In her letter, which the Post has seen, Cartwright said the Department of Justice is “taking the matter of prosecuting terrorists very seriously.”

However, she added that there are “significant impediments to pursuing criminal charges in the United States court system for these particular foreign-based attacks.”

Cartwright also noted that the US had opposed Israel’s decision to release the terrorists as part of the Schalit deal.

“[P]rior to the government of Israel’s release of prisoners, the Department of Justice opposed the early release of any individuals who had been convicted of crimes that resulted in the death of, or injury to, United States citizens,” she wrote.

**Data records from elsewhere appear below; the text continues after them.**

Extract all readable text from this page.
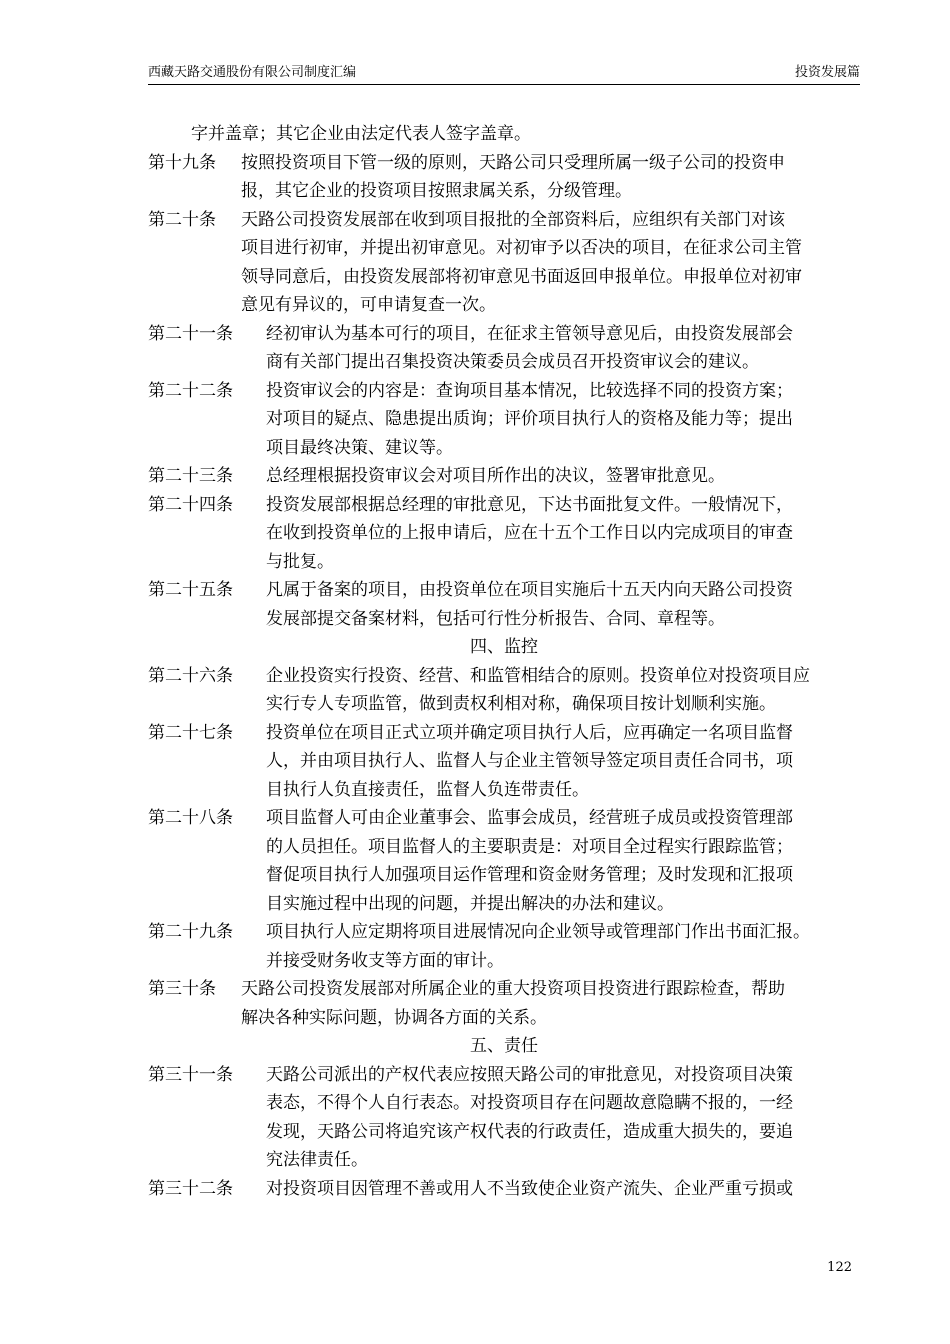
西藏天路交通股份有限公司制度汇编	投资发展篇

字并盖章；其它企业由法定代表人签字盖章。

第十九条	按照投资项目下管一级的原则，天路公司只受理所属一级子公司的投资申
报，其它企业的投资项目按照隶属关系，分级管理。
第二十条	天路公司投资发展部在收到项目报批的全部资料后，应组织有关部门对该
项目进行初审，并提出初审意见。对初审予以否决的项目，在征求公司主管
领导同意后，由投资发展部将初审意见书面返回申报单位。申报单位对初审
意见有异议的，可申请复查一次。
第二十一条	经初审认为基本可行的项目，在征求主管领导意见后，由投资发展部会
商有关部门提出召集投资决策委员会成员召开投资审议会的建议。
第二十二条	投资审议会的内容是：查询项目基本情况，比较选择不同的投资方案；
对项目的疑点、隐患提出质询；评价项目执行人的资格及能力等；提出
项目最终决策、建议等。
第二十三条	总经理根据投资审议会对项目所作出的决议，签署审批意见。
第二十四条	投资发展部根据总经理的审批意见，下达书面批复文件。一般情况下，
在收到投资单位的上报申请后，应在十五个工作日以内完成项目的审查
与批复。
第二十五条	凡属于备案的项目，由投资单位在项目实施后十五天内向天路公司投资
发展部提交备案材料，包括可行性分析报告、合同、章程等。

四、监控

第二十六条	企业投资实行投资、经营、和监管相结合的原则。投资单位对投资项目应
实行专人专项监管，做到责权利相对称，确保项目按计划顺利实施。
第二十七条	投资单位在项目正式立项并确定项目执行人后，应再确定一名项目监督
人，并由项目执行人、监督人与企业主管领导签定项目责任合同书，项
目执行人负直接责任，监督人负连带责任。
第二十八条	项目监督人可由企业董事会、监事会成员，经营班子成员或投资管理部
的人员担任。项目监督人的主要职责是：对项目全过程实行跟踪监管；
督促项目执行人加强项目运作管理和资金财务管理；及时发现和汇报项
目实施过程中出现的问题，并提出解决的办法和建议。
第二十九条	项目执行人应定期将项目进展情况向企业领导或管理部门作出书面汇报。
并接受财务收支等方面的审计。
第三十条	天路公司投资发展部对所属企业的重大投资项目投资进行跟踪检查，帮助
解决各种实际问题，协调各方面的关系。

五、责任

第三十一条	天路公司派出的产权代表应按照天路公司的审批意见，对投资项目决策
表态，不得个人自行表态。对投资项目存在问题故意隐瞒不报的，一经
发现，天路公司将追究该产权代表的行政责任，造成重大损失的，要追
究法律责任。
第三十二条	对投资项目因管理不善或用人不当致使企业资产流失、企业严重亏损或
122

“Accordingly, the United States Embassy in Tel Aviv, together with the Department of Justice and the Department of State, urged the government of Israel – prior to the releases in question – not to release prisoners responsible for murdering or injuring United States citizens prior to the completion of their full sentences.”

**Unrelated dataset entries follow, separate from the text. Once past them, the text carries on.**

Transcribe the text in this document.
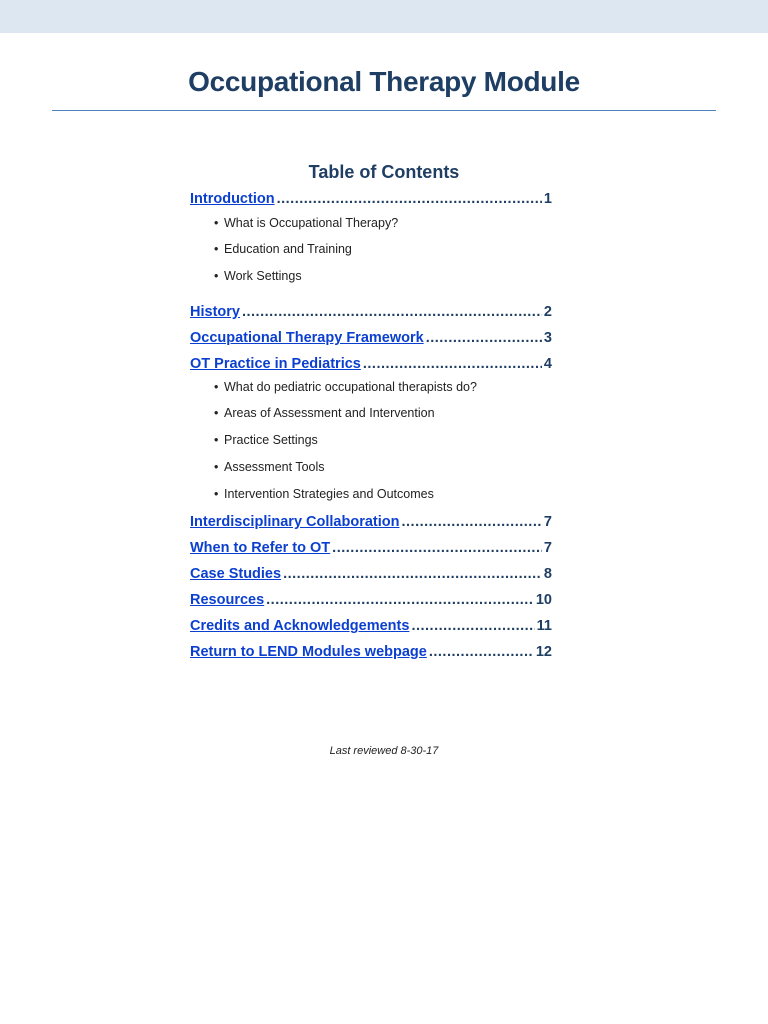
Occupational Therapy Module
Table of Contents
Introduction .....	1
• What is Occupational Therapy?
• Education and Training
• Work Settings
History .....	2
Occupational Therapy Framework .....	3
OT Practice in Pediatrics .....	4
• What do pediatric occupational therapists do?
• Areas of Assessment and Intervention
• Practice Settings
• Assessment Tools
• Intervention Strategies and Outcomes
Interdisciplinary Collaboration .....	7
When to Refer to OT .....	7
Case Studies .....	8
Resources .....	10
Credits and Acknowledgements .....	11
Return to LEND Modules webpage .....	12
Last reviewed 8-30-17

Cartwright’s letter comes amid growing calls for the US to use its strict anti-terrorism laws to indict and prosecute those released in the Schalit deal who are responsible for killing or maiming Americans.

Under the 1991 US Anti- Terror Act, the United States may prosecute foreign nationals who perpetrate terrorist acts against American citizens, even if those acts are not carried out on US soil.

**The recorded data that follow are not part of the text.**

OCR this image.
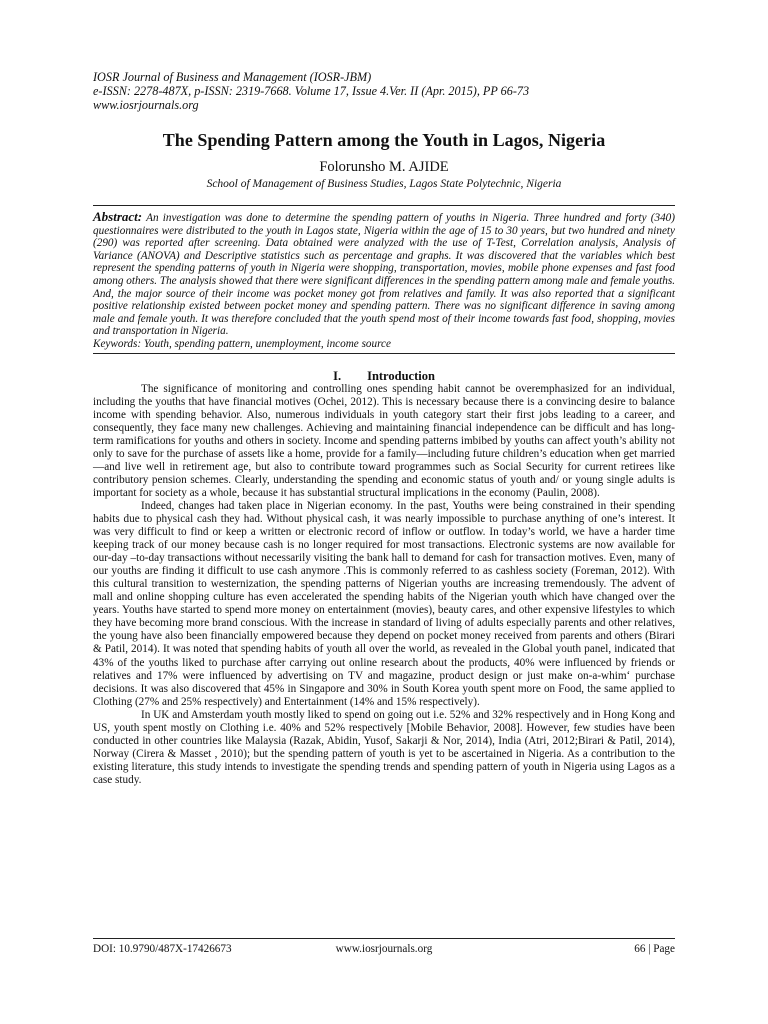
IOSR Journal of Business and Management (IOSR-JBM)
e-ISSN: 2278-487X, p-ISSN: 2319-7668. Volume 17, Issue 4.Ver. II (Apr. 2015), PP 66-73
www.iosrjournals.org
The Spending Pattern among the Youth in Lagos, Nigeria
Folorunsho M. AJIDE
School of Management of Business Studies, Lagos State Polytechnic, Nigeria
Abstract: An investigation was done to determine the spending pattern of youths in Nigeria. Three hundred and forty (340) questionnaires were distributed to the youth in Lagos state, Nigeria within the age of 15 to 30 years, but two hundred and ninety (290) was reported after screening. Data obtained were analyzed with the use of T-Test, Correlation analysis, Analysis of Variance (ANOVA) and Descriptive statistics such as percentage and graphs. It was discovered that the variables which best represent the spending patterns of youth in Nigeria were shopping, transportation, movies, mobile phone expenses and fast food among others. The analysis showed that there were significant differences in the spending pattern among male and female youths. And, the major source of their income was pocket money got from relatives and family. It was also reported that a significant positive relationship existed between pocket money and spending pattern. There was no significant difference in saving among male and female youth. It was therefore concluded that the youth spend most of their income towards fast food, shopping, movies and transportation in Nigeria.
Keywords: Youth, spending pattern, unemployment, income source
I. Introduction

The significance of monitoring and controlling ones spending habit cannot be overemphasized for an individual, including the youths that have financial motives (Ochei, 2012). This is necessary because there is a convincing desire to balance income with spending behavior. Also, numerous individuals in youth category start their first jobs leading to a career, and consequently, they face many new challenges. Achieving and maintaining financial independence can be difficult and has long-term ramifications for youths and others in society. Income and spending patterns imbibed by youths can affect youth’s ability not only to save for the purchase of assets like a home, provide for a family—including future children’s education when get married—and live well in retirement age, but also to contribute toward programmes such as Social Security for current retirees like contributory pension schemes. Clearly, understanding the spending and economic status of youth and/ or young single adults is important for society as a whole, because it has substantial structural implications in the economy (Paulin, 2008).

Indeed, changes had taken place in Nigerian economy. In the past, Youths were being constrained in their spending habits due to physical cash they had. Without physical cash, it was nearly impossible to purchase anything of one’s interest. It was very difficult to find or keep a written or electronic record of inflow or outflow. In today’s world, we have a harder time keeping track of our money because cash is no longer required for most transactions. Electronic systems are now available for our-day –to-day transactions without necessarily visiting the bank hall to demand for cash for transaction motives. Even, many of our youths are finding it difficult to use cash anymore .This is commonly referred to as cashless society (Foreman, 2012). With this cultural transition to westernization, the spending patterns of Nigerian youths are increasing tremendously. The advent of mall and online shopping culture has even accelerated the spending habits of the Nigerian youth which have changed over the years. Youths have started to spend more money on entertainment (movies), beauty cares, and other expensive lifestyles to which they have becoming more brand conscious. With the increase in standard of living of adults especially parents and other relatives, the young have also been financially empowered because they depend on pocket money received from parents and others (Birari & Patil, 2014). It was noted that spending habits of youth all over the world, as revealed in the Global youth panel, indicated that 43% of the youths liked to purchase after carrying out online research about the products, 40% were influenced by friends or relatives and 17% were influenced by advertising on TV and magazine, product design or just make on-a-whim‘ purchase decisions. It was also discovered that 45% in Singapore and 30% in South Korea youth spent more on Food, the same applied to Clothing (27% and 25% respectively) and Entertainment (14% and 15% respectively).

In UK and Amsterdam youth mostly liked to spend on going out i.e. 52% and 32% respectively and in Hong Kong and US, youth spent mostly on Clothing i.e. 40% and 52% respectively [Mobile Behavior, 2008]. However, few studies have been conducted in other countries like Malaysia (Razak, Abidin, Yusof, Sakarji & Nor, 2014), India (Atri, 2012;Birari & Patil, 2014), Norway (Cirera & Masset , 2010); but the spending pattern of youth is yet to be ascertained in Nigeria. As a contribution to the existing literature, this study intends to investigate the spending trends and spending pattern of youth in Nigeria using Lagos as a case study.

DOI: 10.9790/487X-17426673	www.iosrjournals.org	66 | Page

However, for prosecution to proceed, that law requires the written certification of the US attorney-general that the alleged offenses were intended to “coerce, intimidate or retaliate against a government or civilian population.”

In January, the Parents Forum for Justice, a group of US citizens and parents whose children were murdered or maimed by terrorists released in the Schalit deal called on US Attorney-General Eric Holder to prosecute those responsible. In an unrelated initiative later in January, the Zionist Organization of America also asked Holder to prosecute the freed terrorists.

Last month, a bipartisan letter signed by 52 members of Congress also called on Holder to prosecute the same group of Palestinian terrorists.

That letter also slammed as “disappointing” the Department of Justice’s record regarding Palestinian terrorism and noted that since the Office of Justice for Victims of Overseas Terrorism, whose mandate is to monitor the “investigation and prosecution of terrorists attacks against Americans abroad,” was established in 2005, it has assisted in the indictment of only one terrorism suspect, the killer of an American Christian missionary in Indonesia.

Dr. Alan Bauer, a Jerusalem resident and leader of Parents for Justice, slammed Cartwright’s response as a disappointment.

Bauer and his son Yehonathon, both American citizens, were among those severely wounded in the March 21, 2002, King George Street suicide bombing in Jerusalem, for which Fatah’s Aksa Brigades claimed responsibility.

Sana’a Shehadeh and Qahara al-Saadi, two women who helped perpetrate that bombing, which claimed the lives of three people and injured 86 others, were both freed in the Schalit deal.

In a response to Cartwright, Bauer said that he and other terrorism victims had discussed the issue of Israel’s potentially releasing terrorists with American blood on their hands since 2008, and noted that the US could not have expected Israel to agree to its “late hour” request not to release the Schalit deal prisoners.

Bauer added he hoped the meetings with the US district attorney would discuss progress toward indictments, but that “if the goal is simply to shut us up from our 10- year constant nagging, then I see no purpose in such a gettogether.”

Speaking to the Post on Sunday, Bauer said that there have been 72 American victims of Palestinian terrorist attacks, but the US has never had a successful prosecution.

“During the same period, Israel extradited over a dozen non-Arab criminals to the US,” he added.